The stoning of Stephen
54 When they heard this, they were furious and gnashed their teeth at him.
55 But Stephen, full of the Holy Spirit, looked up to heaven and saw the glory of God, and Jesus standing at the right hand of God.
56 “Look,” he said, “I see heaven open and the Son of Man standing at the right hand of God.”
–Acts 7:54–56 NIV
The focus of Stephen’s teaching had been that God is not confined to buildings. He had quoted Isaiah 66:1: “‘Heaven is my throne, and the earth is my footstool.’” (Acts 7:49a NIV).
The moment he finished speaking, Stephen was overwhelmed by the Holy Spirit and, looking up, beheld what he’d been teaching about: He saw the throne of God and Christ standing at God’s right hand.
Stephen had preached that God’s place was in heaven; the Holy Spirit confirmed the word and unveiled the Lord in His heavenly glory.

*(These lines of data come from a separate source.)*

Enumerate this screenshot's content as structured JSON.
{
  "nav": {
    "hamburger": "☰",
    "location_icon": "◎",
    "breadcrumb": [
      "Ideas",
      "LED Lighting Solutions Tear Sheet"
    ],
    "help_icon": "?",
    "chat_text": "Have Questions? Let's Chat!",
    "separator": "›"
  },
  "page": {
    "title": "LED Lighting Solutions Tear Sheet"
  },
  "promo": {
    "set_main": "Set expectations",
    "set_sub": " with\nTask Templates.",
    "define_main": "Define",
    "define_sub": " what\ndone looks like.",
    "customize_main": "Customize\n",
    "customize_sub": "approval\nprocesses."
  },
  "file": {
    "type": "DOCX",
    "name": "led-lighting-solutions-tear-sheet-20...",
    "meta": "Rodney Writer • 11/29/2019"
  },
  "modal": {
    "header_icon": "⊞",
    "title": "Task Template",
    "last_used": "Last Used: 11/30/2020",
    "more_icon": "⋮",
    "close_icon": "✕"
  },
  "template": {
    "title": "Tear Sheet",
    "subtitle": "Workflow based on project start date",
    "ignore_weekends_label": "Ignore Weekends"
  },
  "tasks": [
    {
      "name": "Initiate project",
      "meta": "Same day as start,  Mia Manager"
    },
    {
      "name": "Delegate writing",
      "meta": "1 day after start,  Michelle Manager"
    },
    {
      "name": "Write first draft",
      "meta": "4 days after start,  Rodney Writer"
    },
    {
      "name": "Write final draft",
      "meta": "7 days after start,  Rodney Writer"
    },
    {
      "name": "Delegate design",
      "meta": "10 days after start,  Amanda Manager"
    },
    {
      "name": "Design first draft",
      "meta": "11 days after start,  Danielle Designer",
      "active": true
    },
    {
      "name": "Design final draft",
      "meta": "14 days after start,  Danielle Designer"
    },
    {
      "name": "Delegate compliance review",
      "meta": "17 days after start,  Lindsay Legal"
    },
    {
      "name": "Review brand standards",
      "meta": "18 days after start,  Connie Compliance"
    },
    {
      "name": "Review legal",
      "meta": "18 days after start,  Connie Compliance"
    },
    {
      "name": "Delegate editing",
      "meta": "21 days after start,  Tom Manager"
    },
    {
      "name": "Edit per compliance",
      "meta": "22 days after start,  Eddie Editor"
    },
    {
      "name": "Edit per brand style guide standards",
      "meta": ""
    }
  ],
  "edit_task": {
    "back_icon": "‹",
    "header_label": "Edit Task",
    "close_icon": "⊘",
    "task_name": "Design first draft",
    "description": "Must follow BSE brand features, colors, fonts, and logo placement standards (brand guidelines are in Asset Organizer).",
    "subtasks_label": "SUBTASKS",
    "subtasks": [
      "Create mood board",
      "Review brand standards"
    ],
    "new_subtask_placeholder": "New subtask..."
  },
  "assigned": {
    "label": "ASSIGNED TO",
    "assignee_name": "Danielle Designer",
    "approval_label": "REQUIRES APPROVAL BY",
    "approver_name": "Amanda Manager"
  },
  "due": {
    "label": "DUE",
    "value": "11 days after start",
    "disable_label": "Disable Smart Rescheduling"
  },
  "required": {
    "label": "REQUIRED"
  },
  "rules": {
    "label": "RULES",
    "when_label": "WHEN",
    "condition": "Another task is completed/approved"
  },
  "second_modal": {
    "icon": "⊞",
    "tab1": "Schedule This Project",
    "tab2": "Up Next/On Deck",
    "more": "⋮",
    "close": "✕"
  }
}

7:57 At this they covered their ears and, yelling at the top of their voices, they all rushed at him,
58 dragged him out of the city and began to stone him. Meanwhile, the witnesses laid their coats at the feet of a young man named Saul.
59 While they were stoning him, Stephen prayed, “Lord Jesus, receive my spirit.”
60 Then he fell on his knees and cried out, “Lord, do not hold this sin against them.” When he had said this, he fell asleep.
8:1 And Saul was there, giving approval to his death. …
–Acts 7:57–60; 8:1a NIV
In essence, Stephen proclaimed that worshiping at the temple and observing the ceremonial laws associated with temple worship were no longer necessary for Jews who had received Christ (Heb. 9:8-14 NIV).
As God revealed this to the early Church, the divine plan for them began to unfold. Yet there was a price for progress; Stephen gave his life for the word of the Lord.
In their sin, the people who stoned Stephen rejected his message and refused to accept what their Scriptures already stated—that God could not be contained in human-made structures. God was building a new house to dwell in.